I’ve always been one for sentimental dates. ‘This time last month, I did this’ or ‘on this date 10 years ago, this happened!’ – that kind of thing. Over the years, and especially around this time of year, I’ve viewed this behavioural ritual as a nostalgic catharsis that reminds us of the moments between point A and point B.
With the social media inclusion of Facebook reels and Instagram Archives, the internet has made it much easier for us to pull out these memories and invite others to look upon them with us. But, in 2020, a lot of us did very little as we watched the entire world change on its own accord. Personally, I had no interest in partaking in the reflections of the past years, in fear of how it would shape up to what I was doing now. For the past nine months, I’ve been caught between two places and two versions of myself – me before in London vs me now in Brisbane. For the number of times that I’ve relayed this tale, you would think that the skin over this singled little wound I carry inside myself would have gotten thicker and stronger. And yet, nine months later, the dull ache still persists.
In March 2020, I cut my visa short and returned to Australia after having lived in London for nearly two years. Whilst on a road trip in Ireland for St. Patrick’s Day, Australia had announced that their international borders would be closing and more than 50% of their flights would be grounded. Putting their call-out to Australian expats, everyone was advised to return home immediately. After numerous calls with my parents back in Brisbane, I packed up my entire life’s contents in five hours and made the flight journey from Belfast to Gatwick to Heathrow to Perth to Brisbane, all within less than 48 hours. When I finally arrived back in Brisbane, I had to self-isolate for 14 days, and once those 14 days were up, the city went into lockdown. I lost money from a four-week planned trip around Europe, I became unemployed and lost the opportunity of sponsorship, I said goodbye to my friends via calls from airport terminals and bid a fucking gut-wrenching farewell to my boyfriend. And I was one of the lucky cases.

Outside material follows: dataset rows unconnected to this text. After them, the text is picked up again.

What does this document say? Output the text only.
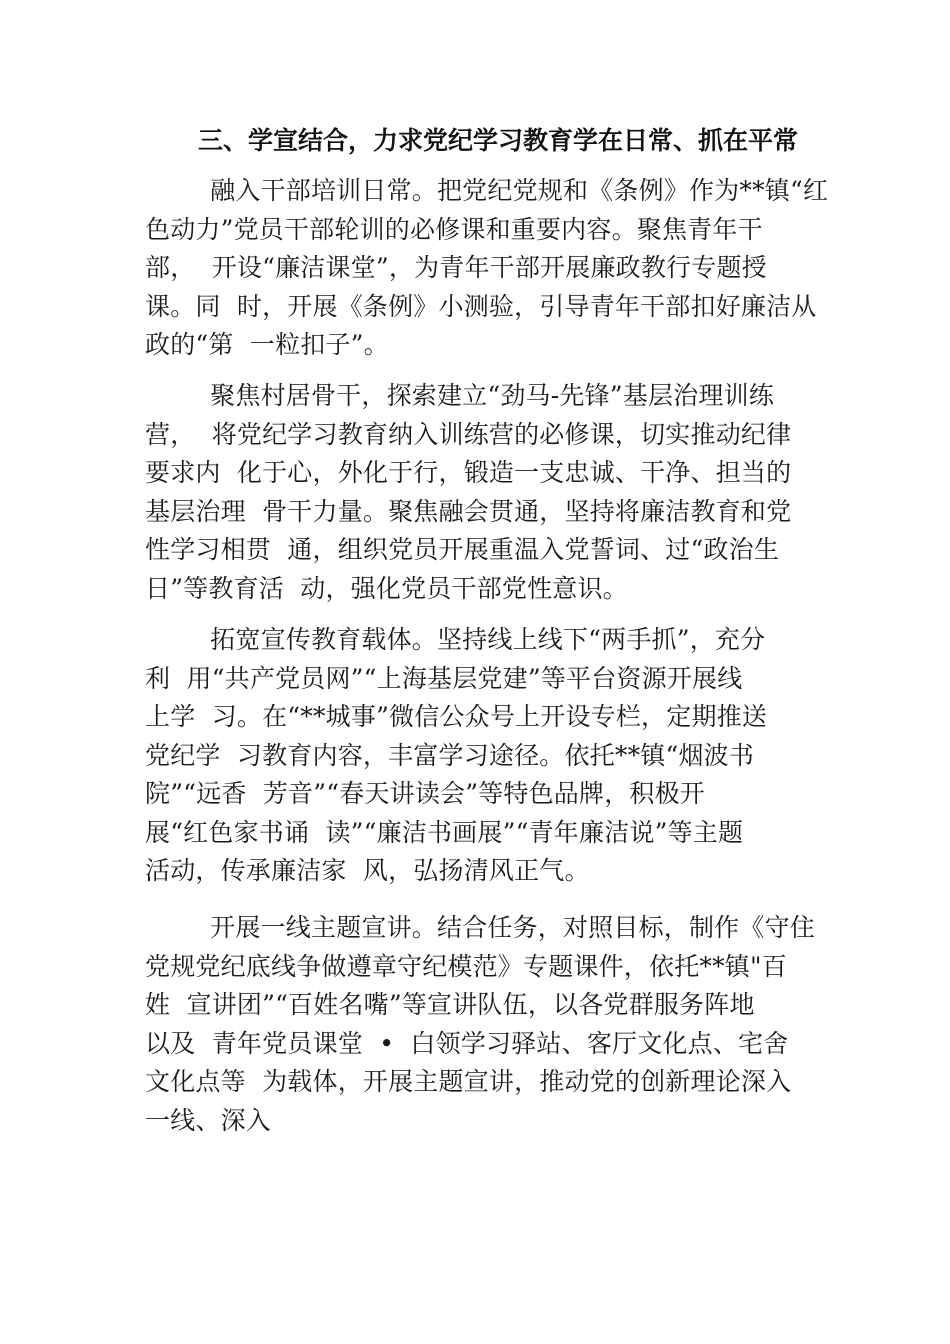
三、学宣结合，力求党纪学习教育学在日常、抓在平常
融入干部培训日常。把党纪党规和《条例》作为**镇“红
色动力”党员干部轮训的必修课和重要内容。聚焦青年干
部，  开设“廉洁课堂”，为青年干部开展廉政教行专题授
课。同  时，开展《条例》小测验，引导青年干部扣好廉洁从
政的“第  一粒扣子”。
聚焦村居骨干，探索建立“劲马-先锋”基层治理训练
营，  将党纪学习教育纳入训练营的必修课，切实推动纪律
要求内  化于心，外化于行，锻造一支忠诚、干净、担当的
基层治理  骨干力量。聚焦融会贯通，坚持将廉洁教育和党
性学习相贯  通，组织党员开展重温入党誓词、过“政治生
日”等教育活  动，强化党员干部党性意识。
拓宽宣传教育载体。坚持线上线下“两手抓”，充分
利  用“共产党员网”“上海基层党建”等平台资源开展线
上学  习。在“**城事”微信公众号上开设专栏，定期推送
党纪学  习教育内容，丰富学习途径。依托**镇“烟波书
院”“远香  芳音”“春天讲读会”等特色品牌，积极开
展“红色家书诵  读”“廉洁书画展”“青年廉洁说”等主题
活动，传承廉洁家  风，弘扬清风正气。
开展一线主题宣讲。结合任务，对照目标，制作《守住
党规党纪底线争做遵章守纪模范》专题课件，依托**镇"百
姓  宣讲团”“百姓名嘴”等宣讲队伍，以各党群服务阵地
以及  青年党员课堂  •  白领学习驿站、客厅文化点、宅舍
文化点等  为载体，开展主题宣讲，推动党的创新理论深入
一线、深入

There are still thousands of Australians stranded overseas, fleeing parts of the world and having to turn out their pockets for quarantine. People are mourning the loss of their loved ones, some are either furloughed or redundant, others are struggling to keep their businesses afloat, people’s mental health have taken drastic plunges, momentous occasions were cancelled, and many friends and family, across the entire global landscape, are separated from the one’s they love the most. Over the past nine months, I’ve had many conversations about the events of the world, either virtually over WhatsApp calls or socially distanced from the backyards of our homes. In one of these conversations, a friend of mine shared her thoughts with me on the matter, putting it quite aptly that maybe what we’re all universally feeling, is a sense of grief. The word grief comes from the Latin word gravare, which means to make heavy or weighty. Together, I believe we are collectively mourning the loss of our own misfortune and navigating how to deal with our own “heaviness” – whatever that may be. From health to social crises, protests to politics, and on and on it goes.
Like most things in life, there is always another side of the story. A silver lining, of sorts. As our lives slowed down, many of us turned the light on and came home to ourselves. We spent more time connecting and checking in, we found joy in abandoned hobbies and plugged into new stories and narratives. We made babies and eloped, and we promised ourselves to forgo making excuses for the things we really want to do. We learned what it meant to take things for granted, and understood the pressing need for freedom and safety. For every miserable story I read, watched or listened to this year, I found it could be equally matched with a story of great love and happiness too.
I once read somewhere that the hardest lesson we learn in life is this sad truth: not everything can be fixed. Some events of our world cannot be changed – not by the passage of time and not by our deepest wishes either, yet somehow, still, we carry on. I really don’t think this is a bleak thing. If anything, it proves the true resilience that the human heart possesses. Despite all we might have experienced, we still move forward in the hopes of a better tomorrow.
We will look back on this epoch of our lives, unimaginably changed, there is no doubt. But, I hope that we also can find peace within that reflection and solace within our thoughts. Please, to everyone who feels weighted with deep grief from the events of 2020 and with the unknowing of what 2021 will hold, lift your chin and look straight, and do what you do best – propel forth and continue.